What if I lived for myself too?

Not just for her.
Not just to protect or provide.
For the woman I’m still becoming. For the dreams I buried before they even had a name. For the version of me I never thought I’d meet.

She saved me, but now I want to show up in the world. Not just for her, but with her.

Not from the sidelines. Not only as a witness.

As someone still alive in her own story.

A whisper of what could have been

I listen to them play, screams of “Dad!” and laughs ringing through the house. Hearing him teach her that sometimes it’s okay to laugh when someone falls and comfort her when she’s bumped her knee.

There’s no negative air between us, no more walking on eggshells, we just appreciate what both of us are doing for our child. She is the soul focus in our life.
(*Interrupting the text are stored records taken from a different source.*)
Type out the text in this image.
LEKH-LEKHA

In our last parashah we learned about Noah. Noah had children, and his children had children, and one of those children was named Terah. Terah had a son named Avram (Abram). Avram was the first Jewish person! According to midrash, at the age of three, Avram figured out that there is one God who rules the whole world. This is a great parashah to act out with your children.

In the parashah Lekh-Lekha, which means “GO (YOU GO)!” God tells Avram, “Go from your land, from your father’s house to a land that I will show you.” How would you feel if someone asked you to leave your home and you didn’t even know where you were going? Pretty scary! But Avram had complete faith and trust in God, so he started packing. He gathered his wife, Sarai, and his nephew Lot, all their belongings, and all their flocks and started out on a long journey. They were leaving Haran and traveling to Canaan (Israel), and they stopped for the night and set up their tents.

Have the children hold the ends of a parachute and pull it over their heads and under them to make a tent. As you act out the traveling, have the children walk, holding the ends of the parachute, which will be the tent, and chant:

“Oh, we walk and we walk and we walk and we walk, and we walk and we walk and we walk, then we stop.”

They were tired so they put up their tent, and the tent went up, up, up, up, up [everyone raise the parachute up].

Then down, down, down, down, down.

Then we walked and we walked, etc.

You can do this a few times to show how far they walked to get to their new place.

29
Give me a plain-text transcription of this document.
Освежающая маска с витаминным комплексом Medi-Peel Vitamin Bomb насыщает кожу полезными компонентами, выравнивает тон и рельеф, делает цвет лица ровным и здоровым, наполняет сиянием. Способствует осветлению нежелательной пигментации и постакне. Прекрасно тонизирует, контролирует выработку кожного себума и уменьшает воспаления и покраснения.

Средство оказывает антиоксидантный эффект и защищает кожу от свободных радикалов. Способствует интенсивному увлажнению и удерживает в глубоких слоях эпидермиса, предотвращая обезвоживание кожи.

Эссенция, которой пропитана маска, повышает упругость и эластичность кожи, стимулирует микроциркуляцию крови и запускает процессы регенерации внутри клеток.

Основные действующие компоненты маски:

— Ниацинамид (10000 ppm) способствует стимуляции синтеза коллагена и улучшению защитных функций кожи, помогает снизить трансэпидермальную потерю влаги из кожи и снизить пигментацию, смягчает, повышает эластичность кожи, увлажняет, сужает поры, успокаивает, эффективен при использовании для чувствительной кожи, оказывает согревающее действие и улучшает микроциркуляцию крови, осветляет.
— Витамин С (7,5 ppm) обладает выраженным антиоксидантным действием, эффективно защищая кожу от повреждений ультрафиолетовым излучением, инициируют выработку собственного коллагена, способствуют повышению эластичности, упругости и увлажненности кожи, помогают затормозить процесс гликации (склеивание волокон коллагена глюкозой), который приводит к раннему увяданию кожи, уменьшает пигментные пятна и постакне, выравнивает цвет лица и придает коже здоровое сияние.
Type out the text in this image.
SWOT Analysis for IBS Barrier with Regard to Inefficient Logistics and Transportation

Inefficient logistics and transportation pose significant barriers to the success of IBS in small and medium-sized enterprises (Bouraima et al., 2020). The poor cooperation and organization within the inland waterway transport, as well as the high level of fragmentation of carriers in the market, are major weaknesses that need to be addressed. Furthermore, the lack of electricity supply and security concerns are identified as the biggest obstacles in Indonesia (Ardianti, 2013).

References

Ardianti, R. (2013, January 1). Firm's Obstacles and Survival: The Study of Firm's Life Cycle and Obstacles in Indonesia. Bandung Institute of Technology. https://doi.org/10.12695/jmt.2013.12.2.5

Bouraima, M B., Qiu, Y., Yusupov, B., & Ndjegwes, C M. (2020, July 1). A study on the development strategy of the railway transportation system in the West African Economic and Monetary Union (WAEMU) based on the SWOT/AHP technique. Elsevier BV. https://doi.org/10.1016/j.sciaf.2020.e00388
6 years ago today I moved back to my parents home. It was never my family home as I’d never lived here. With both of my parents choosing careers that fortunately provided living accommodations, there had never really been a “family home” as such. Yet there I was, in a position I had never dreamed of being in, as I had no where else to turn. I had lost the home I believed I was building. I had lost my best friend, my partner. I was forced to return to a country I had believed I wanted to leave, had accepted I may never live in again, because I was so certain this was the first move to the rest of our lives.

I didn’t want to come back on my Dad’s birthday, I was worried I would taint the day. If you had told me in that moment that 6 years later we’d all be sitting around a table eating pizza together with our daughter I would have laughed in your face. I was broken coming home, my heart had never felt heavier, I’d spent the entire plane journey from Australia, all 1235 minutes of it crying to myself. Why had I not advocated for myself sooner? How dare I let anyone treat me the way they both had? Why wasn’t I good enough? What did she have that I didn’t? Why did’t he value me enough after 4 years to even try avoid hurting my feelings? Nothing had ever hurt me as much as that.

Now I sit and listen to them laugh. There are moments where I think what if things had been different and she’d been able to experience his love every day of her life, that’s what I mourn now. Not our relationship and what that would have meant, but what it could have been for her.